Бумага выпала из ее рук, и Серафима пятилась, пятилась назад, к двери, и не было в ее глазах страдания и покорности, а только ужас и отчаяние.

– Дура! Какая же ты дура! – орал рассвирепевший комендант. – Мы же вышлем тебя с твоим выводком, и будешь ты кровью харкать и мечтать о куске хлеба! И жалеть будешь! Ох, как ты будешь жалеть! – он допустил слабость под взглядом этих глаз, он проговорился, высказал этой Серафиме то, что нельзя, не разрешено было говорить, и от этого свирепел еще больше.

Серафима продиралась через скопившихся в приемной людей, тыкалась, ища выхода, потом нашла, выскочила, судорожно глотнула свежий воздух. Ноги стали ватными, и она ухватилась за косяк.

– Вам плохо? – участливо спросил ее пожилой мужчина.

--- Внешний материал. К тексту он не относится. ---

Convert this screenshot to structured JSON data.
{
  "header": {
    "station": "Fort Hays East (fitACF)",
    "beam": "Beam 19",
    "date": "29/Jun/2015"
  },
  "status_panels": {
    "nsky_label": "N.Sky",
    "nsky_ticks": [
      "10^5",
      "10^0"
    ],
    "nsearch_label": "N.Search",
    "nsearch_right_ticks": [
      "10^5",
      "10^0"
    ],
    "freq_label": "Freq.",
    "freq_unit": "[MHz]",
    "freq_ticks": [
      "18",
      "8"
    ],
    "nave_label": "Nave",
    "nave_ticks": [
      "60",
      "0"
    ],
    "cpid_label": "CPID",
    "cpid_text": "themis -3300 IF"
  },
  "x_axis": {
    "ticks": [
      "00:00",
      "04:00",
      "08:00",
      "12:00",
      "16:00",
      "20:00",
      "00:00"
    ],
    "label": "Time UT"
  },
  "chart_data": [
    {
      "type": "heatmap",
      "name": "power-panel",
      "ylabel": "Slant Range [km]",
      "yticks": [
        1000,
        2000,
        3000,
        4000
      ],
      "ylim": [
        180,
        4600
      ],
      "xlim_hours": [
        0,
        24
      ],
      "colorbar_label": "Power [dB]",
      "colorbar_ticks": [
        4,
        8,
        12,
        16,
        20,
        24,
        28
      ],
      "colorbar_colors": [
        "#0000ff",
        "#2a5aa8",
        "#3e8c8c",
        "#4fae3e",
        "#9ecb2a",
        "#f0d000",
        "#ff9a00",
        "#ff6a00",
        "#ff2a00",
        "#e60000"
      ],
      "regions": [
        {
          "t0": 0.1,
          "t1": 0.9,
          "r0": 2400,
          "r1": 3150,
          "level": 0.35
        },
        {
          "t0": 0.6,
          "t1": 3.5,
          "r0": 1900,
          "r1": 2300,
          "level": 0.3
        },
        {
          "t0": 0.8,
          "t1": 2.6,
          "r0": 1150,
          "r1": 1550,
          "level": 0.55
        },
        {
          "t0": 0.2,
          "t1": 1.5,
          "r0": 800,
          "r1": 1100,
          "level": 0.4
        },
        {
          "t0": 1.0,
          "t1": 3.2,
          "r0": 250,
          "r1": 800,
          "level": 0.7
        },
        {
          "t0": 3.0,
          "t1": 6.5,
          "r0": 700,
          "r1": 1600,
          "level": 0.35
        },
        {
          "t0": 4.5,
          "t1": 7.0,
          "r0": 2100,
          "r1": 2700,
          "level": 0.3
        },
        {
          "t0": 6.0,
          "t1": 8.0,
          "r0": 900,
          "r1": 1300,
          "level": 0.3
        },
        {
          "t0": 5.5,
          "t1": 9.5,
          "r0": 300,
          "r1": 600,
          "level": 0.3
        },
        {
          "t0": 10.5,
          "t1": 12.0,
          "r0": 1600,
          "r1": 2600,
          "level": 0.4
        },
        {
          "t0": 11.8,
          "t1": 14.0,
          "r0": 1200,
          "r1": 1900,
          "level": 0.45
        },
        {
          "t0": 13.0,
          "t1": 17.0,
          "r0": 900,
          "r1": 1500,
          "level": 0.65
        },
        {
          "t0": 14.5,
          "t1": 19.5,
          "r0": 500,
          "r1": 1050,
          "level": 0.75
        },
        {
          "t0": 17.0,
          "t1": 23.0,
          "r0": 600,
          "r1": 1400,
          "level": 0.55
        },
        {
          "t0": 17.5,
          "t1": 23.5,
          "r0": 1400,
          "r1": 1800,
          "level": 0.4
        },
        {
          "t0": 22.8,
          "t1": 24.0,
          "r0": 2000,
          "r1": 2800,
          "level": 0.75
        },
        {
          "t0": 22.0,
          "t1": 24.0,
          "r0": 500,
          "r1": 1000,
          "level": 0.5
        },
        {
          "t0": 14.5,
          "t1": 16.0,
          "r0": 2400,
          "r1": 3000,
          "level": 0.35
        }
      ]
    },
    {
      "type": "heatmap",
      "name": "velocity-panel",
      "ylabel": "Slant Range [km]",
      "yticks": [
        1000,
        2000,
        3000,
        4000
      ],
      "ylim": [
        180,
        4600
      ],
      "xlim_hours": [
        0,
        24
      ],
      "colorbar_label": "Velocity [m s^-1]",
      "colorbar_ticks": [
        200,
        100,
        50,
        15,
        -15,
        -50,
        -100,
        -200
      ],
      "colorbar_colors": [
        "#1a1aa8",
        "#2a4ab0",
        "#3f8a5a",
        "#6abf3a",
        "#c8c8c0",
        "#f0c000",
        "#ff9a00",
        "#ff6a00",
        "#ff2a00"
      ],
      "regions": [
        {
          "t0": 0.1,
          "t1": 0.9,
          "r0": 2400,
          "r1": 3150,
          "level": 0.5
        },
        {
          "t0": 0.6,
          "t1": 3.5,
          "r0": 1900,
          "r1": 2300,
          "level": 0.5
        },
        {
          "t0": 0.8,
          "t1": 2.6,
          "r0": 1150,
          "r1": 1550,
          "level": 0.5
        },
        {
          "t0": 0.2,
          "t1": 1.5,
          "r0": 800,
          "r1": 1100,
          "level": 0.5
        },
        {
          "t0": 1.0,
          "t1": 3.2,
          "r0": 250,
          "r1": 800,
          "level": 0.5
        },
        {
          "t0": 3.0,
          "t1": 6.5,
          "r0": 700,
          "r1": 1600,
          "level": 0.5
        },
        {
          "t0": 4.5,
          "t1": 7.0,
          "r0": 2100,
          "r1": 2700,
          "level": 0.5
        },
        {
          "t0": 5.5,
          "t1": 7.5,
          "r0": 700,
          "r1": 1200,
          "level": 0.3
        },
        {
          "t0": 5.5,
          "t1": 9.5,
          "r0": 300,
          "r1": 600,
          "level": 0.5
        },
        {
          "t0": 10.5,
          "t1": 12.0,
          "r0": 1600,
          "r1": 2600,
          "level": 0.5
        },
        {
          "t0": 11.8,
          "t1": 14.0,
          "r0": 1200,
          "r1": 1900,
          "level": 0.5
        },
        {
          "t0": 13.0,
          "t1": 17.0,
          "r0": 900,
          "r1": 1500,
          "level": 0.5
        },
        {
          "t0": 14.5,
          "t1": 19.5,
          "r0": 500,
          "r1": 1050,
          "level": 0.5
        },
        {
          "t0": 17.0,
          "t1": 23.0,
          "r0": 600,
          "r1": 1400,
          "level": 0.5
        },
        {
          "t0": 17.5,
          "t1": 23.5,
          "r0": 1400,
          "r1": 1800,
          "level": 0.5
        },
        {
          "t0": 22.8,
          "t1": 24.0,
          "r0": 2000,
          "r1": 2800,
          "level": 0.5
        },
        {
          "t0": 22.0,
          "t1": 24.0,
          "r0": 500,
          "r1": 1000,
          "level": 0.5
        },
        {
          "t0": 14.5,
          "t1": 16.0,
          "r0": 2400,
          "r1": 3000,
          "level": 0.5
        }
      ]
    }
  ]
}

– Нет, спасибо, я сейчас… – она сошла с крыльца и стала оттирать, очищать платье, руки от брызг комендантской слюны, от смрада комендатуры, намешанного на едком дыму, человеческих испарениях и людском горе; она не могла принести этот смрад в свой дом, своим детям.

Дома ее давно ждали. Муж Ося сидел совсем потерянный, и от него пахло водкой.

 

– Я все и всех обошел, все бесполезно. Был даже у Зотова в народном комиссариате, он меня принял без очереди. Я ему говорю: Василий Петрович, ты же меня знаешь, мы с тобой вместе водку пили, и не раз, помоги. А он: извини, Иосиф, не могу, идет война, даже героя Советского Союза Кренкеля высылают из Москвы, даже Отто Юльевича Шмидта. Значит, так надо… Завтра в девять – эшелон на Казанском вокзале. Из вещей разрешают только то, что можем унести.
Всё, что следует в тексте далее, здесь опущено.